Liquid transportation fuels require costly and time-consuming tests to characterize metrics, such as Research Octane Number (RON) for gasoline. If fuel sale restrictions requiring use of standard Cooperative Fuel Research (CFR) testing procedures do not apply, these tests may be avoided by using multivariate statistical models to predict RON and other quantities. Existing techniques inform these models using information about existing, similar fuels—for example, training a model for gasoline RON with a large number of characterized gasoline samples. While this yields the most accurate predictive models for these fuels, this approach lacks the ability to predict characteristics of fuels outside the training data set. Here we show that an accurate statistical model for the RON of gasoline and gasoline-like fuels can be constructed by ensuring the representation of key functional groups in the spectroscopic data set are used to train the model. We found that a principal component regression model for RON based on IR absorbance and informed using neat and 134 mixtures of n-heptane, isooctane, toluene, ethanol, methylcyclohexane, and 1-hexene could predict RON for the 10 Coordinating Research Council (CRC) Fuels for Advanced Combustion Engine (FACE) gasolines and 12 FACE gasoline blends with ethanol within 34.8±36.1 on average and 51.2 in the worst case.

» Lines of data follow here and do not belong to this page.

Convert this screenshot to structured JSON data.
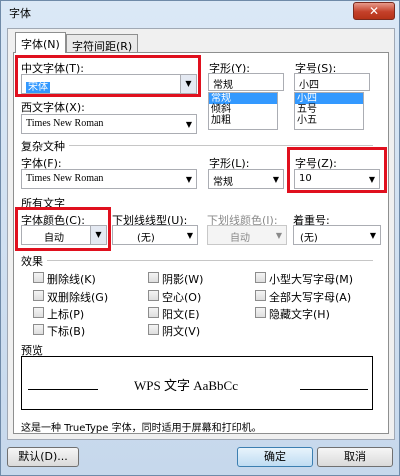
{
  "window": {
    "title": "字体",
    "close_glyph": "✕"
  },
  "tabs": [
    {
      "label": "字体(N)",
      "active": true
    },
    {
      "label": "字符间距(R)",
      "active": false
    }
  ],
  "chinese_font": {
    "label": "中文字体(T):",
    "value": "宋体"
  },
  "western_font": {
    "label": "西文字体(X):",
    "value": "Times New Roman"
  },
  "font_style": {
    "label": "字形(Y):",
    "value": "常规",
    "options": [
      "常规",
      "倾斜",
      "加粗"
    ],
    "selected_index": 0
  },
  "font_size": {
    "label": "字号(S):",
    "value": "小四",
    "options": [
      "小四",
      "五号",
      "小五"
    ],
    "selected_index": 0
  },
  "complex": {
    "section_label": "复杂文种",
    "font_label": "字体(F):",
    "font_value": "Times New Roman",
    "style_label": "字形(L):",
    "style_value": "常规",
    "size_label": "字号(Z):",
    "size_value": "10"
  },
  "all_text": {
    "section_label": "所有文字",
    "color_label": "字体颜色(C):",
    "color_value": "自动",
    "underline_label": "下划线线型(U):",
    "underline_value": "(无)",
    "underline_color_label": "下划线颜色(I):",
    "underline_color_value": "自动",
    "emphasis_label": "着重号:",
    "emphasis_value": "(无)"
  },
  "effects": {
    "section_label": "效果",
    "items": [
      {
        "label": "删除线(K)",
        "checked": false
      },
      {
        "label": "双删除线(G)",
        "checked": false
      },
      {
        "label": "上标(P)",
        "checked": false
      },
      {
        "label": "下标(B)",
        "checked": false
      },
      {
        "label": "阴影(W)",
        "checked": false
      },
      {
        "label": "空心(O)",
        "checked": false
      },
      {
        "label": "阳文(E)",
        "checked": false
      },
      {
        "label": "阴文(V)",
        "checked": false
      },
      {
        "label": "小型大写字母(M)",
        "checked": false
      },
      {
        "label": "全部大写字母(A)",
        "checked": false
      },
      {
        "label": "隐藏文字(H)",
        "checked": false
      }
    ]
  },
  "preview": {
    "section_label": "预览",
    "sample_text": "WPS 文字 AaBbCc",
    "description": "这是一种 TrueType 字体，同时适用于屏幕和打印机。"
  },
  "buttons": {
    "default": "默认(D)...",
    "ok": "确定",
    "cancel": "取消"
  },
  "colors": {
    "highlight": "#e0101e",
    "selection": "#3399ff"
  }
}
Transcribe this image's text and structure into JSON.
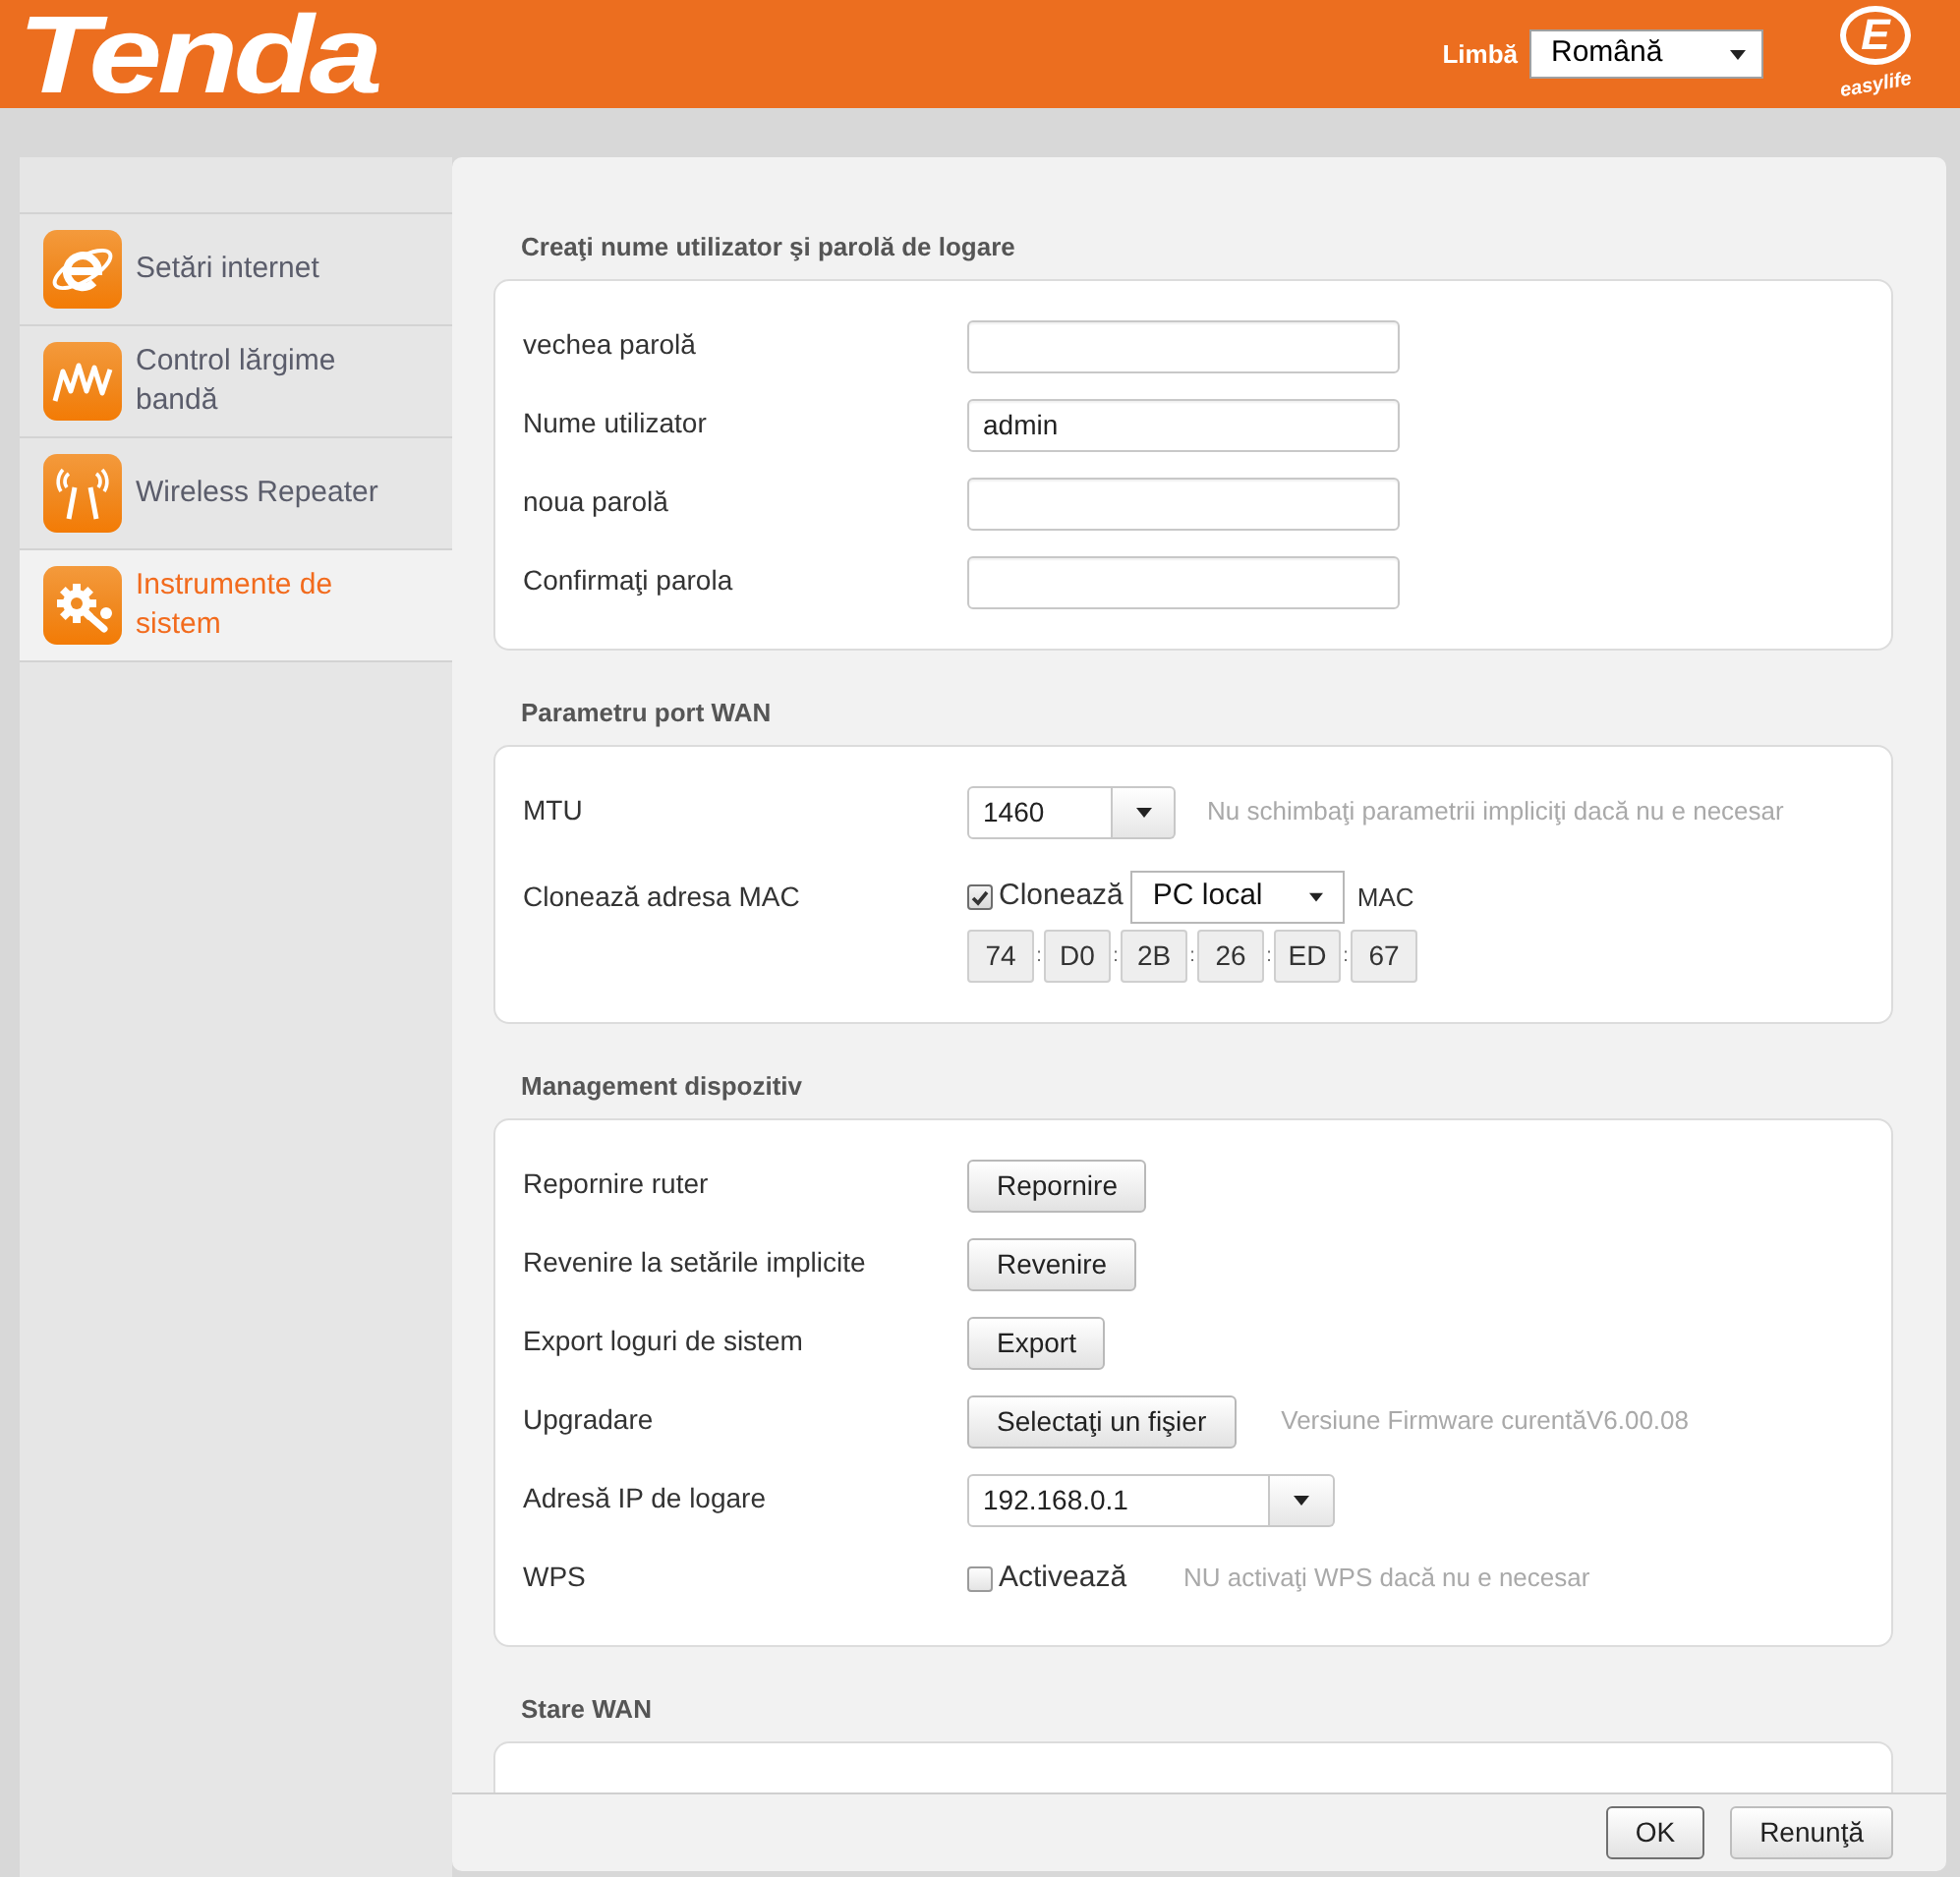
{
  "header": {
    "logo": "Tenda",
    "language_label": "Limbă",
    "language": "Română",
    "badge": {
      "letter": "E",
      "tagline": "easylife"
    }
  },
  "sidebar": {
    "items": [
      {
        "label": "Setări internet",
        "selected": false
      },
      {
        "label": "Control lărgime bandă",
        "selected": false
      },
      {
        "label": "Wireless Repeater",
        "selected": false
      },
      {
        "label": "Instrumente de sistem",
        "selected": true
      }
    ]
  },
  "sections": [
    {
      "title": "Creaţi nume utilizator şi parolă de logare",
      "rows": [
        {
          "kind": "text",
          "label": "vechea parolă"
        },
        {
          "kind": "text",
          "label": "Nume utilizator",
          "value": "admin"
        },
        {
          "kind": "text",
          "label": "noua parolă"
        },
        {
          "kind": "text",
          "label": "Confirmaţi parola"
        }
      ]
    },
    {
      "title": "Parametru port WAN",
      "rows": [
        {
          "kind": "number_combo",
          "label": "MTU",
          "value": "1460",
          "hint": "Nu schimbaţi parametrii impliciţi dacă nu e necesar"
        },
        {
          "kind": "mac_clone",
          "label": "Clonează adresa MAC",
          "checkbox": {
            "label": "Clonează",
            "checked": true
          },
          "select": "PC local",
          "suffix": "MAC",
          "mac": [
            {
              "kind": "octet",
              "text": "74"
            },
            {
              "kind": "separator",
              "text": ":"
            },
            {
              "kind": "octet",
              "text": "D0"
            },
            {
              "kind": "separator",
              "text": ":"
            },
            {
              "kind": "octet",
              "text": "2B"
            },
            {
              "kind": "separator",
              "text": ":"
            },
            {
              "kind": "octet",
              "text": "26"
            },
            {
              "kind": "separator",
              "text": ":"
            },
            {
              "kind": "octet",
              "text": "ED"
            },
            {
              "kind": "separator",
              "text": ":"
            },
            {
              "kind": "octet",
              "text": "67"
            }
          ]
        }
      ]
    },
    {
      "title": "Management dispozitiv",
      "rows": [
        {
          "kind": "button",
          "label": "Repornire ruter",
          "button": "Repornire"
        },
        {
          "kind": "button",
          "label": "Revenire la setările implicite",
          "button": "Revenire"
        },
        {
          "kind": "button",
          "label": "Export loguri de sistem",
          "button": "Export"
        },
        {
          "kind": "button",
          "label": "Upgradare",
          "button": "Selectaţi un fişier",
          "hint": "Versiune Firmware curentăV6.00.08"
        },
        {
          "kind": "ip_combo",
          "label": "Adresă IP de logare",
          "value": "192.168.0.1"
        },
        {
          "kind": "checkbox",
          "label": "WPS",
          "checkbox": {
            "label": "Activează",
            "checked": false
          },
          "hint": "NU activaţi WPS dacă nu e necesar"
        }
      ]
    },
    {
      "title": "Stare WAN"
    }
  ],
  "footer": {
    "buttons": [
      {
        "label": "OK",
        "focused": true
      },
      {
        "label": "Renunţă",
        "focused": false
      }
    ]
  }
}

We next studied the effect of adding 28 additional minor components found in the FACE gasolines to the statistical model, and determined that it was necessary to add additional representatives of the branched alkane and aromatics classes to reduce model error. For example, adding 2,3-dimethylpentane and xylene to the previous model allowed it to predict RON for the 22 target fuels within 0.3±4.4 on average and 7.9 in the worst case. However, we determined that the specific choice of fuel in those classes mattered less than ensuring the representation of the relevant functional group. This work builds upon previous efforts by creating models informed by neat and surrogate fuels—rather than complex real fuels—that could predict the performance of complex unknown fuels.